Io sorrido e le metto un braccio intorno alle spalle- sai che continui a renderti sempre più interessante ai miei occhi?
-Sta zitto tombarolo- dice lei scherzando e fingendosi irritata
-Sai che pensavo? Perché non facciamo un bel giretto nelle zone piene di morti? Cerchiamo qualche Anomalo e vediamo se riusciamo a combinare qualche cosa
-Tipo far saltare la testa a Cole? –chiede lei con uno strano sorriso
-Sai che hai appena preso dieci sulla mia lista?

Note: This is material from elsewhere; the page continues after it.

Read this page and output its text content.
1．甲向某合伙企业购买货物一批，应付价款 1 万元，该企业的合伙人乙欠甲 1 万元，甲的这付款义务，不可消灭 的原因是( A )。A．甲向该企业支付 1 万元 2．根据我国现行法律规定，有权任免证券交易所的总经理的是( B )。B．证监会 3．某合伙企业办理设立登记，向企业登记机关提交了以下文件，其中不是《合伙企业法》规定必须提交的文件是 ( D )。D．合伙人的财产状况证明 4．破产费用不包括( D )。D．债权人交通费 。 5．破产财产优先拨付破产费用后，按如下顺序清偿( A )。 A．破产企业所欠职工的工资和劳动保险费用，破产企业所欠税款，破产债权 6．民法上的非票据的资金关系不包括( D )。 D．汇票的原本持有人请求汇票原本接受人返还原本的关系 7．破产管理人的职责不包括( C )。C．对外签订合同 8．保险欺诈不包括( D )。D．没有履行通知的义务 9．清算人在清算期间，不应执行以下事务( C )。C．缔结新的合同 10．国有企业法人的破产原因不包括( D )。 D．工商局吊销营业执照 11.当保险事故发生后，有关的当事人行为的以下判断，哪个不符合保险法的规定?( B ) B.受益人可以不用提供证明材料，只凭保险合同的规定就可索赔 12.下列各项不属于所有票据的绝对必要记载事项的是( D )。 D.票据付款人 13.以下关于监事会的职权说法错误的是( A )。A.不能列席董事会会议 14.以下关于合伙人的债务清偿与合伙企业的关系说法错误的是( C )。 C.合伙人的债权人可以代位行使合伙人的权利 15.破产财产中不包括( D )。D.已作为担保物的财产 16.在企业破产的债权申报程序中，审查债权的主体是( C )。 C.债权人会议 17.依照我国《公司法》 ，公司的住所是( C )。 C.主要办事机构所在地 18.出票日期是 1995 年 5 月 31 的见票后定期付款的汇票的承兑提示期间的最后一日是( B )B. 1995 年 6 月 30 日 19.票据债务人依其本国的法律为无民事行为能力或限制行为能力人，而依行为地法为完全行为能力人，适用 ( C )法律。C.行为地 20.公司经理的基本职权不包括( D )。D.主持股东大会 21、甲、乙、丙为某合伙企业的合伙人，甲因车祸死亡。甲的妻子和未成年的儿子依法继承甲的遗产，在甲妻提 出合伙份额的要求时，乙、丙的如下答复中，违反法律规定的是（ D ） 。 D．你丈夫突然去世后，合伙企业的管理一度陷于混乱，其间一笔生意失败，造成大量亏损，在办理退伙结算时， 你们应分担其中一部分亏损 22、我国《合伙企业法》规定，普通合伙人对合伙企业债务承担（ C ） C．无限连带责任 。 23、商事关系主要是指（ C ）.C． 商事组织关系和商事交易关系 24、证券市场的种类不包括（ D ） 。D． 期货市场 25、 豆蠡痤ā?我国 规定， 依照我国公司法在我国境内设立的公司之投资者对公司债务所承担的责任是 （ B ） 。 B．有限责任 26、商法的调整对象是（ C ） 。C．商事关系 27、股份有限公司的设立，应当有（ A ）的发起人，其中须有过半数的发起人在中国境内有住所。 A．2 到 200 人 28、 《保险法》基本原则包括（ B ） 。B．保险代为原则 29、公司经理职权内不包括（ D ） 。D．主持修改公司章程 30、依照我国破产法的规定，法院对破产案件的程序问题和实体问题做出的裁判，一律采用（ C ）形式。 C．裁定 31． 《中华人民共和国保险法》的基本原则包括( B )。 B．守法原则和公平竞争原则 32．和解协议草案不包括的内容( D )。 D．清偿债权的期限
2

-Ah e l’altra sera cosa ho preso su quella lista? –chiede sarcastica lei
-Eh questo non devo dirtelo io di certo cosa hai preso- dico io
Lei mi colpisce allo stomaco- sei fortunato che non ti possa ammazzare
-Menomale non puoi- dico io
-Cosa facciamo? –chiede lei guardando la luna piena
-Andiamocene
Lei annuisce- ci vendicheremo di Cole un giorno, ma per ora…solo stiamo lontano dai superstiti e cerchiamo di non farci ammazzare…beh eliminare visto che siamo già morti…
*****
-Hey quello è lo strillone o no? –dico io
Lei alza la mano e lo saluta. Il tipo salta sul tetto dove siamo e ci osserva- hey, wow morti di fresco?
-Già- dico io
-Beh siete già anomali! Sorridete almeno non siete come quei così senza cervello là sotto- dice lui- io ero Simon, ho vissuto un anno dopo l’apocalisse poi mia moglie mi ha ammazzato per scappare con un tipo...
-Mi spiace- dice Maka
-Nah, sto meglio senza quella vecchia megera- dice lui- voi?
-Io sono Maka e lui è Soul- dice Maka- siamo morti ieri per un’imboscata da quello stronzo di Cole
-COLE?! –strilla lui- quel figlio di puttana si è fottuto mia moglie…aspetta voi due siete QUEI Soul e Maka? Wow siete famosi tra gli anomali! Hey perché non venite con me dove si raccolgono quelli come me e voi? Quelli con un po’ di cervello e che vogliono Cole morto per intenderci
-Fai strada bello- dico io- io e lei ti seguiamo
Lui ci guarda- state insieme eh? Fortunati voi due…ah andiamo giovanotti…ah per vostra informazione ho solo ventisette anni…ok sono morto a ventisette anni dovrei dire- si corregge lui- su seguitemi
Maka mi guarda- pare che non saremo soli ancora a lungo eh?
-Un po’ mi spiace ma non vuol dire nulla, possiamo sempre andarcene per conto nostro no?
Lei mi bacia- andiamo dai- salta con agilità e corre dietro al tipo
-Che donna…- sorrido io e le corro dietro.
Non mi importa nulla di essere morto…anzi ho anche una scusa per stare più anni con Maka a dirla tutta. Sono proprio uscito di testa per lei eh?